What is the difference between Utilization Review and Independent Medical Review?

Utilization Review is the insurer's own check on whether to approve the treatment your doctor ordered. If it says no, you do not argue with the insurer. You appeal to Independent Medical Review, where an outside doctor reviews your records against the state guidelines. IMR is the real appeal, and you have 30 days from the denial to file it.

How long do I have to file a Petition for Reconsideration in Mount Washington?

You have 25 days from the date a judge's decision was served by mail, or 20 days if it was served electronically. Count from the proof of service, not the day you read it. The Los Angeles WCAB does not forgive a late petition without a strong legal excuse. It is one of the most important deadlines in your whole case.

My case already settled, but my injury got worse. Can I reopen it?

Possibly. California lets you petition to reopen a closed case for new or worse disability within five years of the date of injury. You will need medical proof that your condition declined beyond what the original settlement covered. If a Stipulated Award left your future medical care open, that care may continue without reopening at all.

How long does a workers' comp case take to settle?
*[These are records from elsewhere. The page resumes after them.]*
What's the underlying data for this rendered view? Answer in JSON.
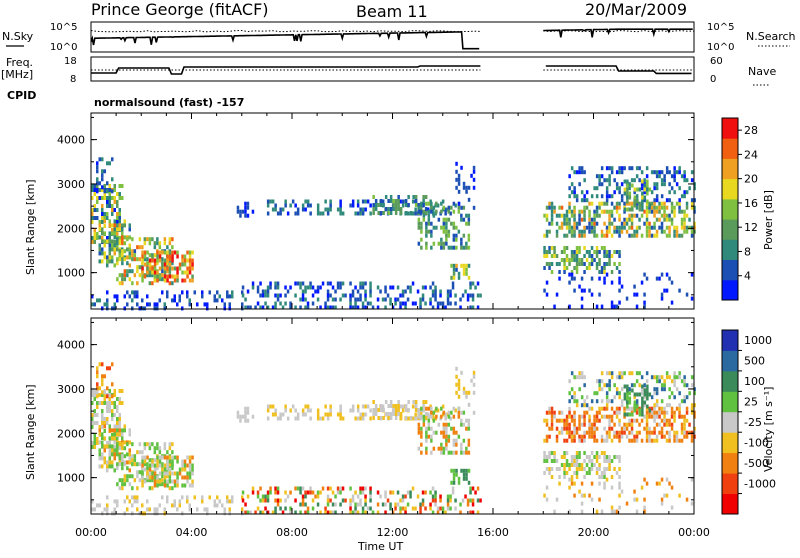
{
  "header": {
    "title": "Prince George (fitACF)",
    "beam": "Beam 11",
    "date": "20/Mar/2009"
  },
  "top_labels": {
    "nsky": "N.Sky",
    "nsearch": "N.Search",
    "freq_l1": "Freq.",
    "freq_l2": "[MHz]",
    "nave": "Nave",
    "cpid": "CPID",
    "cpid_value": "normalsound (fast) -157"
  },
  "nsky_ticks": [
    "10^5",
    "10^0"
  ],
  "nsearch_ticks": [
    "10^5",
    "10^0"
  ],
  "freq_ticks": [
    "18",
    "8"
  ],
  "nave_ticks": [
    "60",
    "0"
  ],
  "colors": {
    "power": [
      "#0018ff",
      "#1b4fb4",
      "#2f8a7c",
      "#5a9a5a",
      "#80c040",
      "#e8d820",
      "#f0a020",
      "#f06010",
      "#f01010"
    ],
    "velocity": [
      "#2030b0",
      "#2a6aa0",
      "#3a8a5a",
      "#60c040",
      "#c8c8c8",
      "#f0c020",
      "#f08010",
      "#f04010",
      "#f00000"
    ]
  },
  "chart_data": [
    {
      "type": "heatmap",
      "name": "power-panel",
      "xlabel": "",
      "ylabel": "Slant Range [km]",
      "xlim": [
        "00:00",
        "24:00"
      ],
      "ylim": [
        180,
        4600
      ],
      "x_ticks": [
        "00:00",
        "04:00",
        "08:00",
        "12:00",
        "16:00",
        "20:00",
        "00:00"
      ],
      "y_ticks": [
        1000,
        2000,
        3000,
        4000
      ],
      "colorbar": {
        "label": "Power [dB]",
        "ticks": [
          4,
          8,
          12,
          16,
          20,
          24,
          28
        ],
        "range": [
          0,
          30
        ]
      },
      "data_gap_hours": [
        15.5,
        18.0
      ]
    },
    {
      "type": "heatmap",
      "name": "velocity-panel",
      "xlabel": "Time UT",
      "ylabel": "Slant Range [km]",
      "xlim": [
        "00:00",
        "24:00"
      ],
      "ylim": [
        180,
        4600
      ],
      "x_ticks": [
        "00:00",
        "04:00",
        "08:00",
        "12:00",
        "16:00",
        "20:00",
        "00:00"
      ],
      "y_ticks": [
        1000,
        2000,
        3000,
        4000
      ],
      "colorbar": {
        "label": "Velocity [m s⁻¹]",
        "ticks": [
          "1000",
          "500",
          "100",
          "25",
          "-25",
          "-100",
          "-500",
          "-1000"
        ]
      },
      "data_gap_hours": [
        15.5,
        18.0
      ]
    }
  ]
}
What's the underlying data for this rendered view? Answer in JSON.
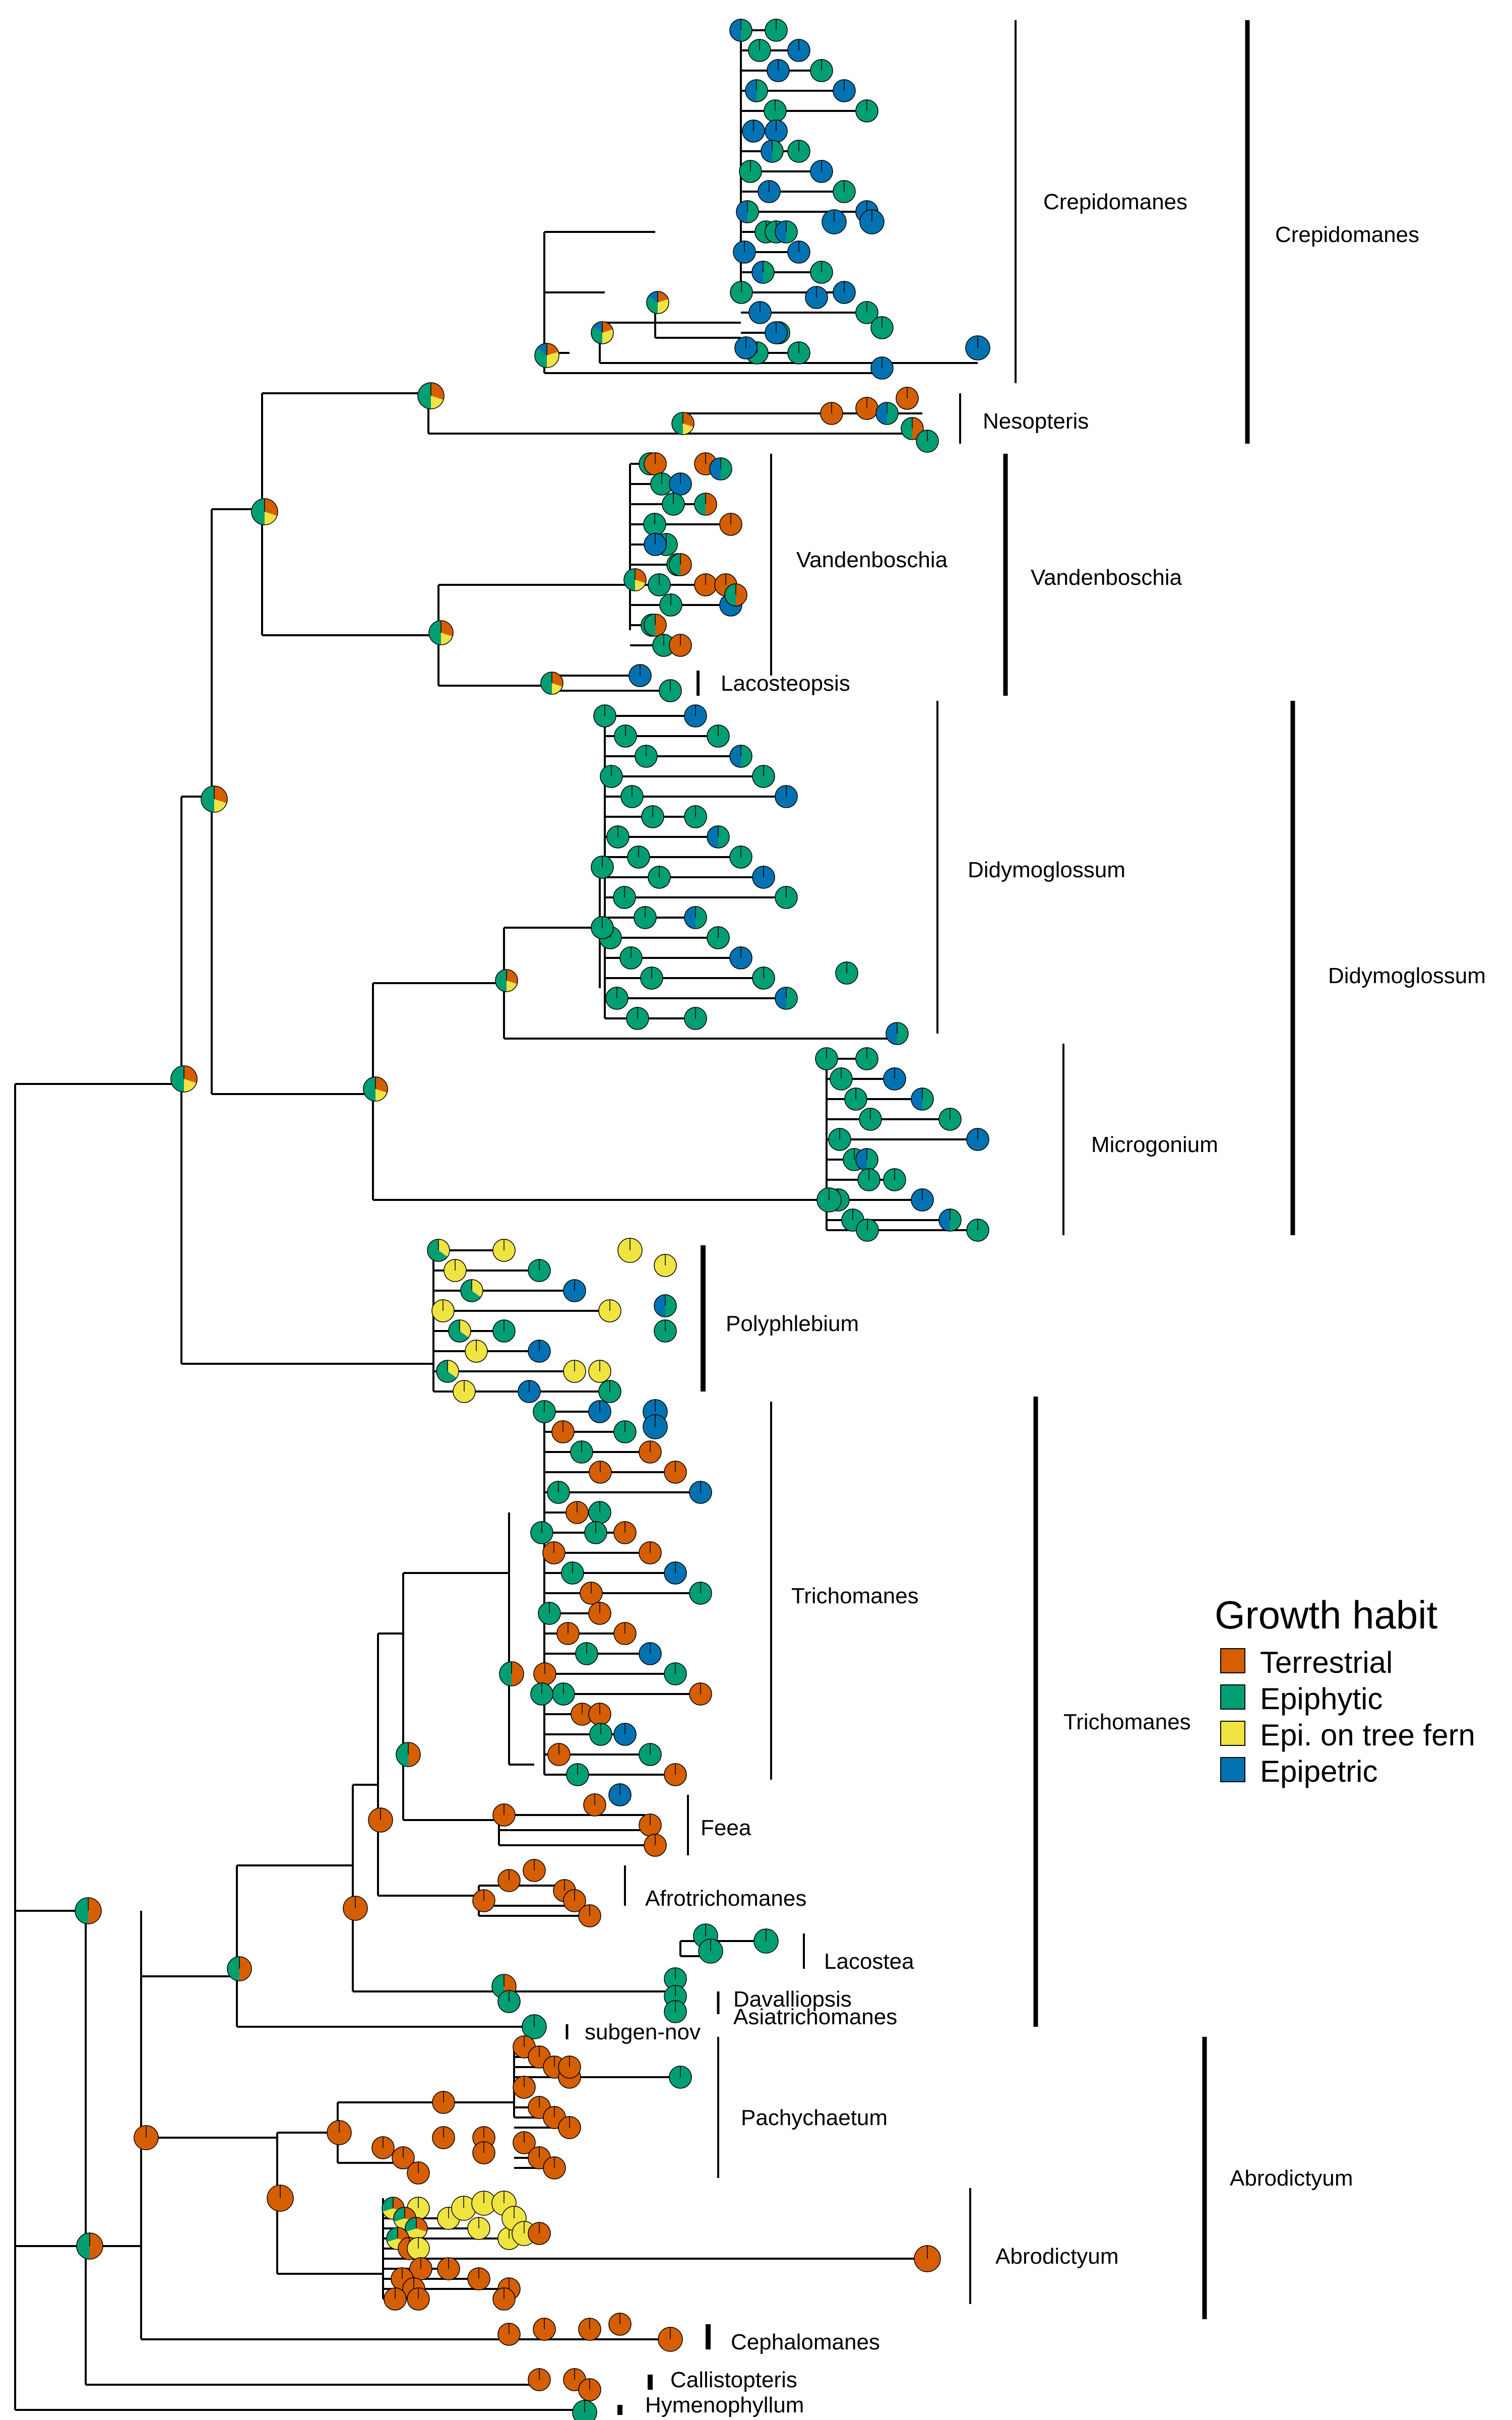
{
  "colors": {
    "Terrestrial": "#D55E00",
    "Epiphytic": "#009E73",
    "Epi. on tree fern": "#F0E442",
    "Epipetric": "#0072B2",
    "branch": "#000000"
  },
  "legend": {
    "title": "Growth habit",
    "items": [
      {
        "label": "Terrestrial",
        "color": "#D55E00"
      },
      {
        "label": "Epiphytic",
        "color": "#009E73"
      },
      {
        "label": "Epi. on tree fern",
        "color": "#F0E442"
      },
      {
        "label": "Epipetric",
        "color": "#0072B2"
      }
    ]
  },
  "clades_inner": [
    "Crepidomanes",
    "Nesopteris",
    "Vandenboschia",
    "Lacosteopsis",
    "Didymoglossum",
    "Microgonium",
    "Polyphlebium",
    "Trichomanes",
    "Feea",
    "Afrotrichomanes",
    "Lacostea",
    "Davalliopsis",
    "Asiatrichomanes",
    "subgen-nov",
    "Pachychaetum",
    "Abrodictyum",
    "Cephalomanes",
    "Callistopteris",
    "Hymenophyllum"
  ],
  "clades_outer": [
    "Crepidomanes",
    "Vandenboschia",
    "Didymoglossum",
    "Trichomanes",
    "Abrodictyum"
  ]
}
It varies. Many cases resolve within one to two years. That depends on how long your condition takes to stabilize, and whether the insurer fights causation or apportionment. An appeal adds time. Independent Medical Review runs on a set schedule, while a Petition for Reconsideration can take several months to decide. We push to keep your case moving.

What is the difference between a Stipulated Award and a Compromise and Release?

A Stipulated Award pays your permanent disability in weekly checks and usually keeps your future medical care open with the insurer. A Compromise and Release is a single lump sum that closes the case, including future medical, for good. Which one fits depends on your health and your plans. We walk you through the trade-offs before you sign anything.

How much of my award do I keep after attorney fees?

Most of it. California workers' comp fees are set by the WCAB judge. They usually run 12 to 15 percent of the added benefits your lawyer recovers, so you keep about 85 to 88 percent. You pay nothing up front and nothing if the appeal recovers nothing. The fee comes out only of what we actually win for you.

Can I be fired for appealing my workers' comp denial?

No. Punishing you for filing or appealing a claim is illegal retaliation under California law. Say your employer fires you, cuts your hours, or demotes you for it. You can win your job back, your lost pay, and a penalty of up to $10,000 on your award. Tell us right away if your treatment at work changed after you appealed.

Last reviewed by Eman Yazdchi, Esq., June 2026.